I was thinking about Daniel Hernandez this morning. You know. The young University of Arizona student who bravely rushed toward the sound of gunshots when U. S. Representative Gabrielle Giffords was shot in the head. The one who stayed with Gabby throughout her trip to the ER in order to "look after her emotional needs." The one who was honored at the Tucson tribute to the victims of Jared Lee Loughner's rampage of insanity. The one they called A Hero.
I was thinking about how every time someone is singled out for some selfless act of bravery, that person self-consciously rejects the title of Hero. I wonder when and how it was decided that allowing oneself to be called Hero without demurring is politically incorrect. It happened last year when Staff Sgt. Salvatore Giunta became the first living soldier from the wars in Iraq or Afghanistan to be chosen to receive the Medal of Honor. Giunta's discomfort at being singled out was palpable.
I was thinking about the fact that Daniel didn't even have a gun.
Several hours later I decided to fire up my Roku to download one of my Netflix choices. Don't ask me why, but I tend to watch documentaries when I do that. Today's feature was The Conscientious Objector, the story of Desmond Doss, the first United States Medal of Honor winner who never touched a gun.
There it was. My serendipitous event of the week had arrived. Not only had I found myself a genuine war hero; I found myself another hero who didn't use a gun to become one. And, yes, he was reluctant, too.
Desmond Doss's story could be well known among comic book readers of a certain age, but it wasn't to me. Apparently in the early 1940s, in a backlash against the proliferation of super hero comics, True Comics published a series of comic books based on real-life heroes. The one about Desmond Doss was called Hero Without A Gun.
The really interesting connection between Tucson's anti-hero Loughner and Desmond Doss is that they were both social misfits. Unless you have been away on a space-shuttle or something, you know that Jared gradually alienated just about everyone around him. Doss was a devout member of the Seventh Day Adventist church, and he walked around with a bible everywhere he went. He was determined to keep all ten of the commandments every day of his life, which somehow failed to enhance his coolness rating among his peers.
When World War II erupted for the U.S., there were few men of the proper age who didn't at least try to enlist in the armed forces. The movie points out that some men who were physically impaired, and therefore, ineligible to join, actually committed suicide in despair.
Doss was no different. He wanted to do his part, too. But on his terms:
1) He refused to carry a gun because Thou Shalt Not Kill.
2) He refused to "work" on Saturdays because Thou Shalt Keep Holy the Sabbath. Like Jews, Seventh Day Adventists observe sundown Friday through sundown Saturday as their Sabbath.
Against all odds, Doss became an Army medic and was deployed to the Pacific Theater. He was teased and ridiculed unmercifully because of his non-stop bible reading and his baffling ability to get himself excused from duty on Saturdays. One of his officers tried his best to get him kicked out. But Doss prevailed.
The diminutive Desmond Doss (5' 6" 150 pounds) was fearless in his determination to minister to fallen soldiers. He once picked up a live grenade to try to toss it away from his men, but it exploded right after it left his hands and blew 17 pieces of shrapnel into both his legs. Still he kept crawling from victim to victim, treating their wounds. A bullet then shattered the bone in his left arm. He lay there for five hours waiting for another medic. As he was being carried on a litter to safety, he spotted a soldier who was more critically injured than he was. He ordered the medics to lower him to the ground so that he could attend to the wounded man.

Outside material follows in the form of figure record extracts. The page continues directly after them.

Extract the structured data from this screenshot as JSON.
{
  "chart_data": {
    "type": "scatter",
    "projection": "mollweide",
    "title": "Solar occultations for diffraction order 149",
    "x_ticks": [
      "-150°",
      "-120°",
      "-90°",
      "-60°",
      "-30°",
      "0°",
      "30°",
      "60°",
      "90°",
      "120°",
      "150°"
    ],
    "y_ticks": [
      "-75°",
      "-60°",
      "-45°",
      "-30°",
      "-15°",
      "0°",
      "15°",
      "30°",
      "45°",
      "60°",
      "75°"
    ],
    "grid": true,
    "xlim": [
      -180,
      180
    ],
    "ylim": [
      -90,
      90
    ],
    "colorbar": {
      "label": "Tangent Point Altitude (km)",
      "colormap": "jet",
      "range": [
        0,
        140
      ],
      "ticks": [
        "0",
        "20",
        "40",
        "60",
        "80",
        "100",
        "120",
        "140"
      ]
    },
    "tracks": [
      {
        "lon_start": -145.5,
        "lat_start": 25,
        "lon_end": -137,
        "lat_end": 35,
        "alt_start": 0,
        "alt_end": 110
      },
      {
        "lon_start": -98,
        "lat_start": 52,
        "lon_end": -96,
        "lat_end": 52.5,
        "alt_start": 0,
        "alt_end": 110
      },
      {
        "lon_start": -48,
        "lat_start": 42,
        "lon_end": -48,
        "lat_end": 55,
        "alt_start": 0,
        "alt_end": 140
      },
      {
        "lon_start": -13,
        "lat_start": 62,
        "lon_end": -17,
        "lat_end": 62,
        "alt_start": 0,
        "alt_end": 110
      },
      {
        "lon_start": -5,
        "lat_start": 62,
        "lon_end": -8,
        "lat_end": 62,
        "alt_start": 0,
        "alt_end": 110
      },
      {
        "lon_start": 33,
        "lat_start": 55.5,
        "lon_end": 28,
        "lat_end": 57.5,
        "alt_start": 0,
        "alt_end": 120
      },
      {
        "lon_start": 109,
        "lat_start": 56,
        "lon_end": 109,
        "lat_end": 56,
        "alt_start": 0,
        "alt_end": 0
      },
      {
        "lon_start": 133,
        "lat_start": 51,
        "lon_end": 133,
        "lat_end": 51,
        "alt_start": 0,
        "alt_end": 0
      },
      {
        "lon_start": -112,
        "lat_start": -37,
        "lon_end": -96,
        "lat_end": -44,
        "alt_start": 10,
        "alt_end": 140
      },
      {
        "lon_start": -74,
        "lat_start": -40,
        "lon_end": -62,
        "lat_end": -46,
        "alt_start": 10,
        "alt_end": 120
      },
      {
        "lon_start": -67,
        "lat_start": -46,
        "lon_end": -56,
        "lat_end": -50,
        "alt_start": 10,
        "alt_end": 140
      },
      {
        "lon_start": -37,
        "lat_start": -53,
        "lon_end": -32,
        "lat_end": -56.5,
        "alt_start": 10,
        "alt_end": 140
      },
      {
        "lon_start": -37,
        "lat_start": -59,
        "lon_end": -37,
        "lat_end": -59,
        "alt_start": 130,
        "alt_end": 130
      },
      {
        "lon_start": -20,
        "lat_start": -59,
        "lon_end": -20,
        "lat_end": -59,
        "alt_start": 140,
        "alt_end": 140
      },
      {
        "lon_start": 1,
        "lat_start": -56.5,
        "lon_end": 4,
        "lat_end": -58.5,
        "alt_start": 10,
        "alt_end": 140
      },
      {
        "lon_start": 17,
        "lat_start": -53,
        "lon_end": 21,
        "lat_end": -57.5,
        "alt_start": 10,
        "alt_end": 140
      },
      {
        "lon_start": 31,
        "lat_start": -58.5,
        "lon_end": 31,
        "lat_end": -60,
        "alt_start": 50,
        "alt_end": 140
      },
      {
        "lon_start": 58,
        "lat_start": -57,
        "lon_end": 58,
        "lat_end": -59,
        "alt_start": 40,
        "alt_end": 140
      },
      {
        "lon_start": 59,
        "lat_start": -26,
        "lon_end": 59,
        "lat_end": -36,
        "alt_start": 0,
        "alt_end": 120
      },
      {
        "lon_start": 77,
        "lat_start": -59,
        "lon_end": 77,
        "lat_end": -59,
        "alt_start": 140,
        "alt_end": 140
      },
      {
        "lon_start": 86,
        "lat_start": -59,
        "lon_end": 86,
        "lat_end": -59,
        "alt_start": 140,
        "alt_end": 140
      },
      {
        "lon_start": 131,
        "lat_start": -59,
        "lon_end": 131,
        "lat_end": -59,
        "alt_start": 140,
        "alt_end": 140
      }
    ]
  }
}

In a 12-hour fracas between his men and members of the Japanese army, Doss single-handedly treated, tied and lowered 75 wounded men down the side of Okinawa's 400-foot Maeda escarpment, while the rest of his men took cover. Doss told officials later that he prayed the entire time, asking God to let him save "just one more" after each one. He was never hit by any enemy fire. When he was offered the use of a handgun by one of the wounded, still he refused.

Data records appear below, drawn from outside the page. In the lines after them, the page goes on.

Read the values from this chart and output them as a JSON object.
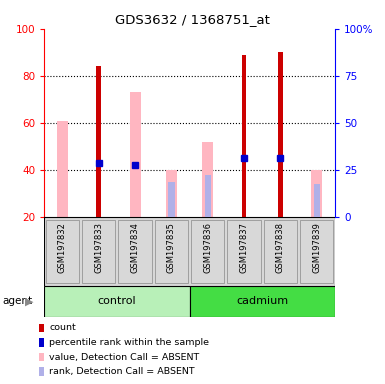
{
  "title": "GDS3632 / 1368751_at",
  "samples": [
    "GSM197832",
    "GSM197833",
    "GSM197834",
    "GSM197835",
    "GSM197836",
    "GSM197837",
    "GSM197838",
    "GSM197839"
  ],
  "red_bars": [
    0,
    84,
    0,
    0,
    0,
    89,
    90,
    0
  ],
  "pink_bars": [
    61,
    0,
    73,
    40,
    52,
    0,
    0,
    40
  ],
  "blue_markers": [
    null,
    43,
    42,
    null,
    null,
    45,
    45,
    null
  ],
  "lavender_bars": [
    null,
    null,
    null,
    35,
    38,
    null,
    null,
    34
  ],
  "ylim_left": [
    20,
    100
  ],
  "ylim_right": [
    0,
    100
  ],
  "yticks_left": [
    20,
    40,
    60,
    80,
    100
  ],
  "yticks_right": [
    0,
    25,
    50,
    75,
    100
  ],
  "yticklabels_right": [
    "0",
    "25",
    "50",
    "75",
    "100%"
  ],
  "red_color": "#cc0000",
  "pink_color": "#ffb6c1",
  "blue_color": "#0000cc",
  "lavender_color": "#b0b0e8",
  "bg_color": "#d8d8d8",
  "control_color": "#b8f0b8",
  "cadmium_color": "#44dd44",
  "legend_labels": [
    "count",
    "percentile rank within the sample",
    "value, Detection Call = ABSENT",
    "rank, Detection Call = ABSENT"
  ]
}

A Japanese soldier spoke of the Battle of Okinawa and Desmond Doss after the war ended. He said he had his weapon trained on Doss as he worked fearlessly on his fallen comrades. Each time he fired, the weapon jammed. There were several stories like that, stories that seemed to suggest that Doss had some sort of special protection.
When President Harry S. Truman pinned the Medal of Honor on Desmond Doss on October 12, 1945, several of the men who had harassed him in boot camp were looking on. Their lives were among those Doss had saved in the Battle of Okinawa.
Neither Daniel Hernandez nor Desmond Doss bears the swagger of a likely hero. No Audie Murphy, they. In fact, they are a little on the nerdy side, possibly accustomed to being loners. Daniel's teenaged siblings describe him as "quiet and bookish." If either Hernandez or Doss were in a high school cafeteria having lunch, it probably wouldn't have been at the "cool kids table." And neither needed a gun to become a hero.
As my Grandpa used to say, "it takes all kinds."